My heart stutters as Miles multiplies the butterflies in the confines of my chest.

And I have to tell him. I can’t stand here with so many things unsaid anymore.

“I’m sorry. I’m sorry I left like that,” I voice all the things, feelings and words, lodged in my throat. “I should have stayed and kicked everyone out so we could talk. But I wasn’t in a nice place mentally when I got home—I was upset and worried and… fucking terrified.”

One step forward, he reaches for me.

I step back, away from his reach.

After a long day of deprivation, my body is starved for his touch—but I can’t give in. I can’t melt into him until there is this solid thing between us.

He freezes and frowns at my rejection, nostrils flaring and eyes flashing and arms hanging midair with the ghost of my touch.

I forge ahead. “And when I overheard you… When you didn’t believe me, when I thought you didn’t trust me, I—It felt like…”

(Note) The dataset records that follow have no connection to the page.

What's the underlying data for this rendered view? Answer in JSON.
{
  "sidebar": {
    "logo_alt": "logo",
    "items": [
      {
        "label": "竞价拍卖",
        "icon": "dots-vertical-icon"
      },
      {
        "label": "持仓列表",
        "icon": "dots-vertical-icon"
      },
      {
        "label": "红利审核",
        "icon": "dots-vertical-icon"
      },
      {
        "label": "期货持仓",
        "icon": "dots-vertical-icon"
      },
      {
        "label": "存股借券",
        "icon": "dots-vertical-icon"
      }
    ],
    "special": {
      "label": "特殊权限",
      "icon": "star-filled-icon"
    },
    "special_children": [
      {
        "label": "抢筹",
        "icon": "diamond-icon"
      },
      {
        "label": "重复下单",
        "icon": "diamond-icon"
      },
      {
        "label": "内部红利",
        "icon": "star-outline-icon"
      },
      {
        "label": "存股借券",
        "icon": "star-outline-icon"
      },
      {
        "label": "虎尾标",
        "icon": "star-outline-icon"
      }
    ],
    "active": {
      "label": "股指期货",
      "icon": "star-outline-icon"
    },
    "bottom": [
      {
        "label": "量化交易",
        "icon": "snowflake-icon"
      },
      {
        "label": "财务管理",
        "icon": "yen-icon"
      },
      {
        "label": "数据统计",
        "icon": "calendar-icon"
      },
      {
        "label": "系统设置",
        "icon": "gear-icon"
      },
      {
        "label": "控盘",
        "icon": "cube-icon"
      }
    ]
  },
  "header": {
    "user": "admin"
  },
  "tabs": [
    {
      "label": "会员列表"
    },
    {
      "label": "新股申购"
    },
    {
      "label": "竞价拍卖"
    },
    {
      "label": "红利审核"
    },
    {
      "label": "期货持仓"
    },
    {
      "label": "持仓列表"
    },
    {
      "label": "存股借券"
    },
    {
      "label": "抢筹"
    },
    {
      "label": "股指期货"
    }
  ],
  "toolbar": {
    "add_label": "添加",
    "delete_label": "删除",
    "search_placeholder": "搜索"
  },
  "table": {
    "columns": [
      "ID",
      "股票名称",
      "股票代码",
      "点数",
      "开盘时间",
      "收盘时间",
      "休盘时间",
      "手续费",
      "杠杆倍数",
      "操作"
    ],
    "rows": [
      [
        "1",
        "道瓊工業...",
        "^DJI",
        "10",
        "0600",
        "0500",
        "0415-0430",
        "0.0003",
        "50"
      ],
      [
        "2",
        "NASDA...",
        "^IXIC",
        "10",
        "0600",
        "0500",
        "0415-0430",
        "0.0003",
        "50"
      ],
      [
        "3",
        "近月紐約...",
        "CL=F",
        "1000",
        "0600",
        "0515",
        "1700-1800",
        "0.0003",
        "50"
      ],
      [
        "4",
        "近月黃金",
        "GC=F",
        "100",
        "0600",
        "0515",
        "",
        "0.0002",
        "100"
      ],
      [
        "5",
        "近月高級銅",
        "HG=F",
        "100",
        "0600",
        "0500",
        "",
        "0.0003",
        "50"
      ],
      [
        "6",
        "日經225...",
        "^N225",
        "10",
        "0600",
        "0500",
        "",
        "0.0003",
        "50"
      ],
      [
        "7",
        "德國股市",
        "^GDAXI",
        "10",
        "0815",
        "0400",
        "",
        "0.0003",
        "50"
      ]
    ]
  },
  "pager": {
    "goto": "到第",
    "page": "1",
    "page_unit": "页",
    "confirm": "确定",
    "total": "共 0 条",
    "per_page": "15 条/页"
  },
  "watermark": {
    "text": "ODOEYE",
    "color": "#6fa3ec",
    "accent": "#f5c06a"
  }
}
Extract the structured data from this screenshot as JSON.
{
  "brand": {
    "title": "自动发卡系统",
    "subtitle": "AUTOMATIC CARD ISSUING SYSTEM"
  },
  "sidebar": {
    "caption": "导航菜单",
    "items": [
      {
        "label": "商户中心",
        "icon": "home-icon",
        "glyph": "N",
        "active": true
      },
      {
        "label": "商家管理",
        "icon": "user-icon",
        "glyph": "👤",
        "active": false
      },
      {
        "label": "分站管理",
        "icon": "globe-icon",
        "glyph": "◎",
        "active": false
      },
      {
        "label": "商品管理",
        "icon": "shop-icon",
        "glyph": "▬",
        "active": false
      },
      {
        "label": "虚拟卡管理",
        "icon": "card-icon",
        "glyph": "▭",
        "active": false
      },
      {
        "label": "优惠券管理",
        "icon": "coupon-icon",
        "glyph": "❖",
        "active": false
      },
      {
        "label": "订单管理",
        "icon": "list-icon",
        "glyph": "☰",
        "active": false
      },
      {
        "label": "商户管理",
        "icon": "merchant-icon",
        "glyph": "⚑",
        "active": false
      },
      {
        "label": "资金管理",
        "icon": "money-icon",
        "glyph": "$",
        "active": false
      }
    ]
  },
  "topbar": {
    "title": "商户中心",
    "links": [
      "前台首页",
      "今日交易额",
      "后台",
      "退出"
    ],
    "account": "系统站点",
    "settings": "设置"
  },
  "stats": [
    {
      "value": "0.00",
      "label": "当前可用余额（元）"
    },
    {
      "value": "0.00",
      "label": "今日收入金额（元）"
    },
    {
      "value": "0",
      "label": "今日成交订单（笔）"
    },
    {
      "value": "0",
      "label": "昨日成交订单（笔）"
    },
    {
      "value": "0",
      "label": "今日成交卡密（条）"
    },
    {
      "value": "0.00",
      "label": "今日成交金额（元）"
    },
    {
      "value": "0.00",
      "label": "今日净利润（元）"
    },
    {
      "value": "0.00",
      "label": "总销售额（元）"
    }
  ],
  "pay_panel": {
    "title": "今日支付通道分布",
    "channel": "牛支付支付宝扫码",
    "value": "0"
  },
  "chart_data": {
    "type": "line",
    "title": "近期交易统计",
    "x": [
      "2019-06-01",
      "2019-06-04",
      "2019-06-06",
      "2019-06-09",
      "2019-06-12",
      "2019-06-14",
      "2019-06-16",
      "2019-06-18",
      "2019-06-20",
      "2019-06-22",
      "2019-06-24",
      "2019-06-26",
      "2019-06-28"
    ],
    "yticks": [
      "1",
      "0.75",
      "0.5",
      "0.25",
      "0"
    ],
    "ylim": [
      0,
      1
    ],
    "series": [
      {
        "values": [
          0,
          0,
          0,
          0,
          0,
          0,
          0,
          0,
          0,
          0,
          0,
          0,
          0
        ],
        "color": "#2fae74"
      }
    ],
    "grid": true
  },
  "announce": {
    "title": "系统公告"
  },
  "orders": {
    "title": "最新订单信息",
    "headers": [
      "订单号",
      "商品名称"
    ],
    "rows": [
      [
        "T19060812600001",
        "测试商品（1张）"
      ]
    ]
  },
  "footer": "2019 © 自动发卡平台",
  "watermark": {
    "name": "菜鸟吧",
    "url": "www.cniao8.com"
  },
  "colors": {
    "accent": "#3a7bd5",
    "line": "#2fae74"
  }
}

Struggling to find the words that can cohesively convey thoughts that have nothing to do with reason or logic,I can only shake my head back and forth, back and forth.

“I know it wasn’t you. I never thought so, Zoe.” He shoves his fists inside the pockets of his sweatpants, head mirroring mine. “I considered the possibility for half a second. That’s exactly how long it took me to decide it was ridiculous.”

A rogue strand falls from my ponytail as I duck my chin.

“I know. I know, Miles. I just—I was so afraid you would leave that I ran away instead.” I chuckle, all self-deprecation. “I spent the night in my head coming to the groundbreaking conclusion that acknowledging my struggles is only the first step towards healing. That just because I convinced myself I was healed once I accepted my trauma, it doesn't mean I’m miraculously done healing.”

Tucking the hair behind my ear, I raise my chin and attempt a smile.

“But I’m trying. This is me trying. I hope it’s enough.”

I hope I’m enough.

I don’t say it, but he hears it all the same.